A recent Cáritas Survey, which is included in the organization’s Social Reality Observatory for 2012, shows that the percentage of the population now living below the breadline has almost doubled from 3.5 percent in 2007 to 6.4 percent last year.
The Catholic charity speaks of a “second wave of poverty and social exclusion,” exacerbated by the government’s austerity drive and spending cuts, accompanied by continued high and prolonged unemployment with increasing numbers of jobless no longer entitled to state benefits.”
“An alternative social policy is possible. One of our proposals is to establish a basic income,” the secretary general of Cáritas España, Sebastián Mora, told a news conference on Thursday. Referring to the government’s increasing confidence that the economy is starting to improve, Mora said: “What could happen is that we emerge from the tunnel leaving millions of people in the dark. We could have a very strong economy alongside people who can’t get ahead.”
The report also highlights growing inequality in the country to the highest levels in Europe. It points to figures from the European Union’s statistics office Eurostat that show that the richest 20 percent of the population in Spain have 7.5 times more wealth than the poorest 20 percent. “We are approaching a model of social Darwinism, with few winners and lots of losers,” the report says.

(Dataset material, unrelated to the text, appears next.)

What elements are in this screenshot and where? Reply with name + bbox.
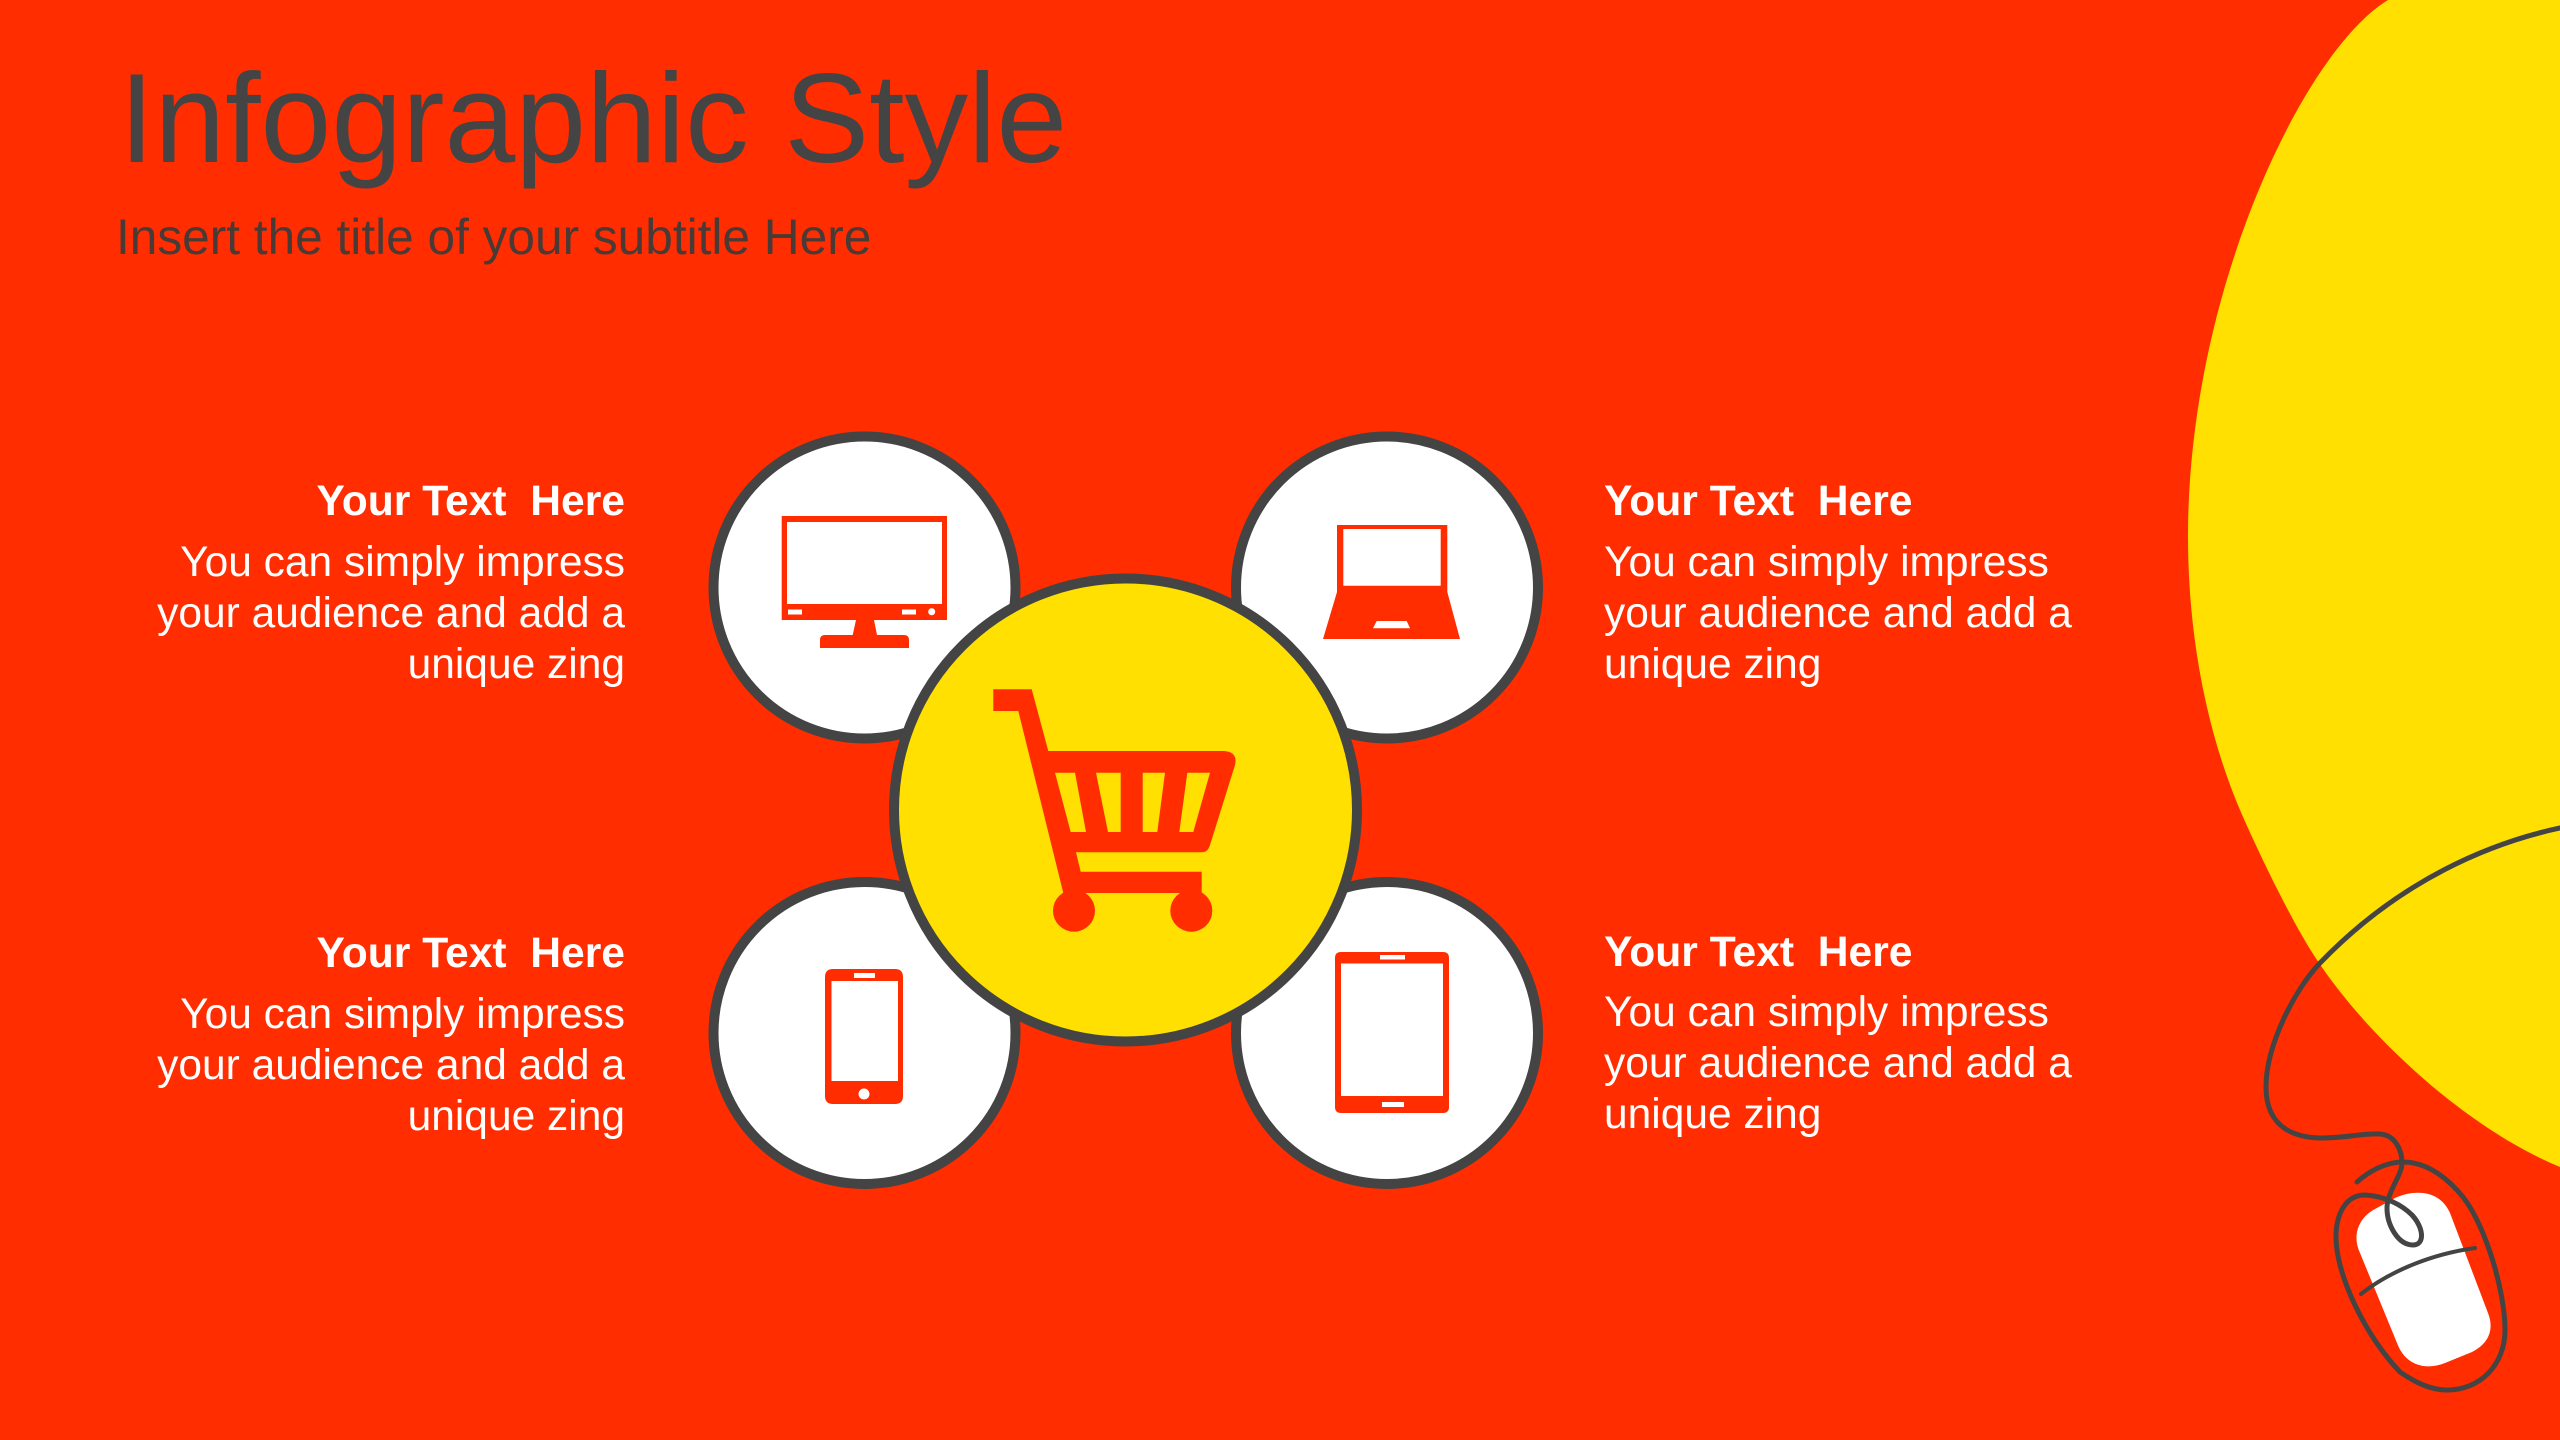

Cáritas’ report was released a day after Swiss investment bank Credit Suisse published its latest Global Wealth Report, which showed that the number of millionaires in Spain rose by 13 percent to 402,000 between mid-2012 and the middle of this year, despite the country’s longest recession in half a century.
According to Cáritas’ report the poverty rate in Spain has increased from 19.7 percent in 2007 to 21.1 percent last year. The threshold for the definition of poverty for a family of four fell from 15,900 euros a year per household to 14,700 in 2012. As a result many pensioners who before were regarded as living below the poverty line are no longer classified as such.The number of people who attended Cáritas help centers has increased from 370,251 in 2007 to 1.3 million in 2012. Mora described a “situation of abandonment, injustice and the loss of basic rights.”